When it comes to colours, you will often get to pick both interior and exterior colour, which can be different. You may choose natural colours or wood-like designs or even go for bolder colours.
For the glass designs, you get to choose from acrylic block, leaded, laminated, tempered, obscure, or impact. There are also different pattern grid options such as colonial, diamond, prairie or double prairie.
The many features available ensure you can create a window that will always comply with your preferences.
Bay windows also provide abundant natural light, being a way better option than standard flat-plane windows.
Another great benefit of bay windows is that you can create extra space within the house. This way, you’ll get an additional seating or storage area.
Install a window seat as a place to enjoy your reading or a set of shelves to increase storage area. There are many interior design ideas you can apply to the new space provided by these windows.
What Are the Disadvantages of Bay Windows?
The most obvious disadvantage of having a bay window is the difficulty in building and installing one “from scratch”. If you don’t have the basic structure in place to fit a bay, then it can be time consuming, and quite costly to build it.

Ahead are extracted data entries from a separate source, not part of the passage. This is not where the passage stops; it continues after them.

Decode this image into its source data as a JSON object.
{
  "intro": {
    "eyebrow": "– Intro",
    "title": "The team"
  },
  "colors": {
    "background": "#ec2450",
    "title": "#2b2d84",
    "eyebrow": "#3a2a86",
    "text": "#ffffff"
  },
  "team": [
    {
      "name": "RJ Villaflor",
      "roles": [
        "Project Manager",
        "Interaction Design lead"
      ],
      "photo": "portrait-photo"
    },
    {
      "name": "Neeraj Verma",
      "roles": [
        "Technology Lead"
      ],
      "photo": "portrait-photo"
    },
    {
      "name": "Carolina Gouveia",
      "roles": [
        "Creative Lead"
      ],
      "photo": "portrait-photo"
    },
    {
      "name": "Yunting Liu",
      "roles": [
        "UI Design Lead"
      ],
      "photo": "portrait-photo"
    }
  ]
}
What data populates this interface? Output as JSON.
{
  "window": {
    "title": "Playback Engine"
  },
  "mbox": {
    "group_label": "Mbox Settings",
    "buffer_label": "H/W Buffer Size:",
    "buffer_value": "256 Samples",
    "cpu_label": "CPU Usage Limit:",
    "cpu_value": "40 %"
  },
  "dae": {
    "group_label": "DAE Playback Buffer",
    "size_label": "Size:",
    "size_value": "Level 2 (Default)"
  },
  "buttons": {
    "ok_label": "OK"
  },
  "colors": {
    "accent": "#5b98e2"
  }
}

Another thing to consider before buying a bay window the actual composition of the windows themselves. Choose only quality structures even if they are pricier. Low-budget options can come with structural problems that cause the window to distort, creak and even leak over time.
In general, they will cost more than most other window designs.
How much do Bay Windows cost?
With so many design and material options available to, the price of bay windows varies greatly. Depending on what the frame is made of, and the type of glazing used, you can expect to pay anywhere from £2,000 to £8,000 for a new bay window fitted.
We should note that uPVC windows are cheaper than timber and aluminium windows, so they’re a better option for people on a budget. Below are a range of prices in the current market – fitting costs are very variable, so the best thing to do is to get 3 or 4 quotes from independent suppliers to give you an accurate assessment of what the work will cost for your home.
uPVC Bay Windows Prices.
|Bay Window approx size & panels||Specification||Price range|
|2500 x 1500 3 panel||uPVC White||£1,000 to £1,300|
|3000 x 1500 4 panel||uPVC White||£1,400 to £1,700|
|4000 x 1500 5 panel||uPVC White||£2.000 to £2,500|
Expect an increase of between 10% to 20% in cost for coloured or wood-grain uPVC windows.
|Bow Window approx size & panels||Specification||Price range|
|3500 x 3500 5 panel Bow||uPVC White||£1,500 to £1,800|
|3500 x 4000 5 panel Bow||uPVC White||£1,800 to £2,000|
|4000 x 4000 5 panel Bow||uPVC White||£1,800 to £3,000|
A very popular feature of Victorian architecture, they are still widely used today because of the advances in technology that allow you to enjoy today’s materials for more durability while keeping yesteryear’s beautiful designs.